Depending upon the severity of your muscular dystrophy disability, you may be a good candidate for SSD benefits. Ask your doctor what his/her opinion is regarding your employability. If your doctor doesn’t think you can maintain regular full-time employment without significant accommodations, you should contact a Florida SSD attorney at our firm for help with applying for SSD benefits.
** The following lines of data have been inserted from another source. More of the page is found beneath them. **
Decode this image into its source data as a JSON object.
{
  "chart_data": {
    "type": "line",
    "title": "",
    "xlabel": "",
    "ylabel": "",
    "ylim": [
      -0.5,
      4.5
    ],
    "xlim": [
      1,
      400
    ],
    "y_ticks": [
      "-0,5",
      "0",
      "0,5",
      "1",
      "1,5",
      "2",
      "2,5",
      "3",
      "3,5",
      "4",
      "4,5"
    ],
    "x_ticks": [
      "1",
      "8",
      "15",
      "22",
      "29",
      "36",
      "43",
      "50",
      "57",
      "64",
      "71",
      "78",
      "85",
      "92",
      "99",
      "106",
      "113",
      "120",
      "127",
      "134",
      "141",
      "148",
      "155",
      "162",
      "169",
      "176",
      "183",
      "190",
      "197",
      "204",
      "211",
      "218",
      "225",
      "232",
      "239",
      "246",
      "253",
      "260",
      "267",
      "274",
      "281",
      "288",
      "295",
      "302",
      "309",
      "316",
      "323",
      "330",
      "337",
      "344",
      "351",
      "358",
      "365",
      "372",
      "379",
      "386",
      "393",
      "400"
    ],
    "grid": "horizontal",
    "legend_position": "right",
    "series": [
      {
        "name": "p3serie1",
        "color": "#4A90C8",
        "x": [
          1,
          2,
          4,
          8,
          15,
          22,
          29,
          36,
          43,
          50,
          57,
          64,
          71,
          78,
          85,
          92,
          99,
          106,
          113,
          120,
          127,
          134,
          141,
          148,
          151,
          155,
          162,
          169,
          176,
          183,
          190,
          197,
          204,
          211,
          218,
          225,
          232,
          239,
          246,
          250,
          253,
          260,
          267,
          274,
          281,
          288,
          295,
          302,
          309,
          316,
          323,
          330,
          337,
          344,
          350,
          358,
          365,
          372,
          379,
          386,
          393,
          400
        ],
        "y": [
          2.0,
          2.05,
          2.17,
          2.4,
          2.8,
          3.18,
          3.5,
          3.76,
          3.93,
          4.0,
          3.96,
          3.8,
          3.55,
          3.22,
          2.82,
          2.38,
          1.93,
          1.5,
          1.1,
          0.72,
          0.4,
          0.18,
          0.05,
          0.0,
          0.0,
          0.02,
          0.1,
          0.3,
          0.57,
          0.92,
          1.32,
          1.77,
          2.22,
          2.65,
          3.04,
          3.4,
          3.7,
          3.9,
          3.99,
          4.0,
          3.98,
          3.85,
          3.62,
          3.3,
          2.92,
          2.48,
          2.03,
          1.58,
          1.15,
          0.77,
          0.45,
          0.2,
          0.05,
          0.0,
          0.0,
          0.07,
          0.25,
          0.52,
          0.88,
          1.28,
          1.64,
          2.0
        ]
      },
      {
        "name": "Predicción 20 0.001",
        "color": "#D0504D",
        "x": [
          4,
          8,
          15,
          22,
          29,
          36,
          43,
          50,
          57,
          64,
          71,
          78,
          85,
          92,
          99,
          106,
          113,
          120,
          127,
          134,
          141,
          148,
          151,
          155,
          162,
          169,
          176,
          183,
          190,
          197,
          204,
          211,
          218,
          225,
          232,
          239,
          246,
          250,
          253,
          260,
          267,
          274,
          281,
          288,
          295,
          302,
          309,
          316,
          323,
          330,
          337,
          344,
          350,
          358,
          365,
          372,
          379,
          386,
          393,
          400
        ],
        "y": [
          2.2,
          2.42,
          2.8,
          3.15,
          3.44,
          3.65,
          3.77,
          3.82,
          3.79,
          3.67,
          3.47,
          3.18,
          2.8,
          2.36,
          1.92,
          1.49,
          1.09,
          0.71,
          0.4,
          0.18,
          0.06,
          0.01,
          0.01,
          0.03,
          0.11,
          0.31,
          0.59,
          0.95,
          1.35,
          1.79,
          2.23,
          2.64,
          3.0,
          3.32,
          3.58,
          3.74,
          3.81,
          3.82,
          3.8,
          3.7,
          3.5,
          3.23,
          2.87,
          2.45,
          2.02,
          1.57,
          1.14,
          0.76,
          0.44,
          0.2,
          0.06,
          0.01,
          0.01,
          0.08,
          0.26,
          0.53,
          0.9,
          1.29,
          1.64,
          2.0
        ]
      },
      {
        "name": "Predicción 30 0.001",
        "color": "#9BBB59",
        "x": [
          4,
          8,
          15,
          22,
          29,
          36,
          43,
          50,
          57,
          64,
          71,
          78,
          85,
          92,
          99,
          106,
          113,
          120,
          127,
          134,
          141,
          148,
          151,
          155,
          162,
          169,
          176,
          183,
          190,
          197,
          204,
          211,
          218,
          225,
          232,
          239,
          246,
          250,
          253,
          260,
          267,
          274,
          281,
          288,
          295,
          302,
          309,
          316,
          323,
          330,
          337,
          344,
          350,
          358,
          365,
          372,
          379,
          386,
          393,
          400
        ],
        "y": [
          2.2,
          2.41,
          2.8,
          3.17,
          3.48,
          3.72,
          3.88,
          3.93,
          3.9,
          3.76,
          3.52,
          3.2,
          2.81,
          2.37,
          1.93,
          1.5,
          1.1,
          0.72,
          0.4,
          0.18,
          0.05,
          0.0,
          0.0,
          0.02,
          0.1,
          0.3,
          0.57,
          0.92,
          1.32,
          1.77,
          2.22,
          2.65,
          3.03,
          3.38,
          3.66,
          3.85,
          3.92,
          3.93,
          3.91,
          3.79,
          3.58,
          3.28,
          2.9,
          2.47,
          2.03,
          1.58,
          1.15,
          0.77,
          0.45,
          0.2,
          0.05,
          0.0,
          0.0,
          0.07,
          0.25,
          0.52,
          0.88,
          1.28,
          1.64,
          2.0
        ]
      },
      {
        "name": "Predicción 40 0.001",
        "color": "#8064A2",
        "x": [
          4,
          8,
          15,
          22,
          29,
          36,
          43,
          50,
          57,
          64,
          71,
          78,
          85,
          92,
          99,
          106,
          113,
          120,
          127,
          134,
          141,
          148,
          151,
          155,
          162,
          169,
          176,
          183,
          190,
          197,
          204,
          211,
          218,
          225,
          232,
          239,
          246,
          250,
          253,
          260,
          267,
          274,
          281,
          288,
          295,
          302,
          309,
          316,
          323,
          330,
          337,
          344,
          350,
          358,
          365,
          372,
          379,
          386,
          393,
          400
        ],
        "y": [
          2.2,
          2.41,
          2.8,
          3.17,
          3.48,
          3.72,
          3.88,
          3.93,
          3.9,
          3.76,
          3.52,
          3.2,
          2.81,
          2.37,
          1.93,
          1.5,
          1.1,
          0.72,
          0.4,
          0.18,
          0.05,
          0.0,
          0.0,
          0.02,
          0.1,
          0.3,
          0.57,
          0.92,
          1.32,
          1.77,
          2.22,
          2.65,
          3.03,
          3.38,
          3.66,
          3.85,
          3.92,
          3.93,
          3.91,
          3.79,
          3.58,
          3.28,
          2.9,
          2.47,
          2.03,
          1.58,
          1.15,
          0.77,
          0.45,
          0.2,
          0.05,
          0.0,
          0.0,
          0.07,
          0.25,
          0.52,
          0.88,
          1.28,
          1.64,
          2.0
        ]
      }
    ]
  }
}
While there are numerous conditions that can affect your ability to work, muscular dystrophy tends to be one of the more disabling conditions. This is because the condition affects your muscles, causing physical limitations. Also, because this condition is progressive and does not have a cure, it is likely that at some point after being diagnosed, your disorder will progress to a point where you are not physically capable of getting up and going to work every day. If you find yourself in this position, the SSD program may be the right fit for you.
It is highly recommended that you contact a Florida SSD attorney with the LaBovick Law Group to help you apply for SSD benefits. Using an attorney can oftentimes help speed up your claim because an experienced attorney knows the process and knows how to present the case to the SSA. However, keep in mind no one has any control over how long it takes the SSA to come to a conclusion on your case. You can take steps to make it easier for the SSA to approve your case in the hope that the agency will approve it faster, but no one can control how long the SSA will take to make a decision on your muscular dystrophy disability claim.